• Blog
  • Facebook
  • Twitter
  • Google Plus
  • Instagram
Best Of You: Pre Workout, Post Workout, Whey Protein and Super Greens

New Year Detox

Recently there has been a lot of criticism towards detoxing and sometimes with good reason. The key is not to go to over the top. If you’re planning a detox make sure you do it safely and focus on vitality, health and fitness.

A detox is a digestive rest period. In this day and age we tend to overload on alcohol, caffeine, sugar and food additives while consuming diets that are high in fat, refined carbohydrates and protein. So sometimes it is good to redress the balance.
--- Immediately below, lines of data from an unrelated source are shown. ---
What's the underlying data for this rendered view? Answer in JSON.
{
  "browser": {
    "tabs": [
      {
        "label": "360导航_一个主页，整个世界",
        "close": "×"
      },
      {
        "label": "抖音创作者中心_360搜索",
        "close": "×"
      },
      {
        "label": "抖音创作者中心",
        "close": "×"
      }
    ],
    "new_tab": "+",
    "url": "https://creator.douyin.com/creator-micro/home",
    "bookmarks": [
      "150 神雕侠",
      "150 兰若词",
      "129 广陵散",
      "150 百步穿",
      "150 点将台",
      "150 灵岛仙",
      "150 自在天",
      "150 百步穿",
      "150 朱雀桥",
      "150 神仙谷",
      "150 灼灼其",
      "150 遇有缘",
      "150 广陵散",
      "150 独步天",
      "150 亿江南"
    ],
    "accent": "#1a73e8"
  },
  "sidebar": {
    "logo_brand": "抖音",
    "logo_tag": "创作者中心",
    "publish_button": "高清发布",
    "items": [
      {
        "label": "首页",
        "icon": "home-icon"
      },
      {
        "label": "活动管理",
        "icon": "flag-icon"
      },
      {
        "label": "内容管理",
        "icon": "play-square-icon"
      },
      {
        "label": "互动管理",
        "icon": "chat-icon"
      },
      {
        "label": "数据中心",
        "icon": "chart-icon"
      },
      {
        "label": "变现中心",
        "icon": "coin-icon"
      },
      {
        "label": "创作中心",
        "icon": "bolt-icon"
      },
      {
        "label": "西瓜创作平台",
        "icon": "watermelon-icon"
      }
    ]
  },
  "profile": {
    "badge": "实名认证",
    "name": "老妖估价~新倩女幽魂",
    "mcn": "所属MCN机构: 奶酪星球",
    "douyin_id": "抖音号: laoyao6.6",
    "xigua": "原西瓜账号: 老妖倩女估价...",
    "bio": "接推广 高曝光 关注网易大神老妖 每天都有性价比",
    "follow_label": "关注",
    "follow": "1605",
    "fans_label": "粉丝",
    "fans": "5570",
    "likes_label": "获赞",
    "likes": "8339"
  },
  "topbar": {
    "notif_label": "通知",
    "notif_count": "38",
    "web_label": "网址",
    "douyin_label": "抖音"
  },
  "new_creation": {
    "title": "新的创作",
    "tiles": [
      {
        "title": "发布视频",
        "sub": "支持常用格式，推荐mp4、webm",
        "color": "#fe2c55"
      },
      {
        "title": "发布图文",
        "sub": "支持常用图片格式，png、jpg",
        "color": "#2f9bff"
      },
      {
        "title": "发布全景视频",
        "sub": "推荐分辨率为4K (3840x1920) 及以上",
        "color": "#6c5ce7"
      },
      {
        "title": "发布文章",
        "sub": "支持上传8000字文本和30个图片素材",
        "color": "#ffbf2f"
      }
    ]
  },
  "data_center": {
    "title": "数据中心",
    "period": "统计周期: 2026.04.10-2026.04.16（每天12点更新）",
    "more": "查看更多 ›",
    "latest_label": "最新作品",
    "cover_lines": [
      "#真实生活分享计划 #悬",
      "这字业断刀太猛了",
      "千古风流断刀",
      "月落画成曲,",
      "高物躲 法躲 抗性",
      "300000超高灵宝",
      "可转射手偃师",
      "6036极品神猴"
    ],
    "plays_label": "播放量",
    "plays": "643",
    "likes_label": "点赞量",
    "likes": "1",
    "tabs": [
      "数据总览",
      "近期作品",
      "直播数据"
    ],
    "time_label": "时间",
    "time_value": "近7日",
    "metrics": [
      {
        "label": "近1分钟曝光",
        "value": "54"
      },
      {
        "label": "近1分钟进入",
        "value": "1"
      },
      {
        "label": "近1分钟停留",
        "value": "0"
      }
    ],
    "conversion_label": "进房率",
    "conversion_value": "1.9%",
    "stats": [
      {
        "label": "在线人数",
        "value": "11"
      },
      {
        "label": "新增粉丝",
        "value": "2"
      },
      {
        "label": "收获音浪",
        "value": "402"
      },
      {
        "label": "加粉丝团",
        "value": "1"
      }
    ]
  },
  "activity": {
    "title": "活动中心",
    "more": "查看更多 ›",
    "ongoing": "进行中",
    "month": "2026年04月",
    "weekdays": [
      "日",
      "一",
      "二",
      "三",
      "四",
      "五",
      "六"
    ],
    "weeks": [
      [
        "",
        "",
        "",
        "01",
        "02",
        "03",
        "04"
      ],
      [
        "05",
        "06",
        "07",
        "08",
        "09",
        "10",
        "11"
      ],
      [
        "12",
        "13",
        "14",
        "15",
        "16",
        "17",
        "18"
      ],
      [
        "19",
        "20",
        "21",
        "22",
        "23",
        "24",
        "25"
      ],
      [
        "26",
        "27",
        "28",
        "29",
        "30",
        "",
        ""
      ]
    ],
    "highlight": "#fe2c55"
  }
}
Make sure you do not invest a detox with more powers than it really has. The detox will not change your life nor will it make you lose weight overnight. What it will do, however, is give you a spring in your step, and set you off on the road to trimming off a pound or two! When you start a detox you may experience headaches, if you are a caffeine lover these headaches will usually be down to caffeine withdrawal. You may also experience a furry tongue; this is because your digestive system throws off toxic compounds.

Finally you should not feel hungry whilst on the detox; you should feel digestively ‘lighter ‘and if you are following a sensible plan you should never feel unwell.

Over the course of the detox your urine may change color but if you make sure you are drinking at least 2 litres of water a day then it should be pale straw color  You may find you have changes in your bowel movements for the better. You should never attempt a radical detox if you are diabetic, pregnant, have an eating disorder or have a diagnosed medical condition. The following weekend detox plan is really just a healthy eating regime focusing on light, fresh foods.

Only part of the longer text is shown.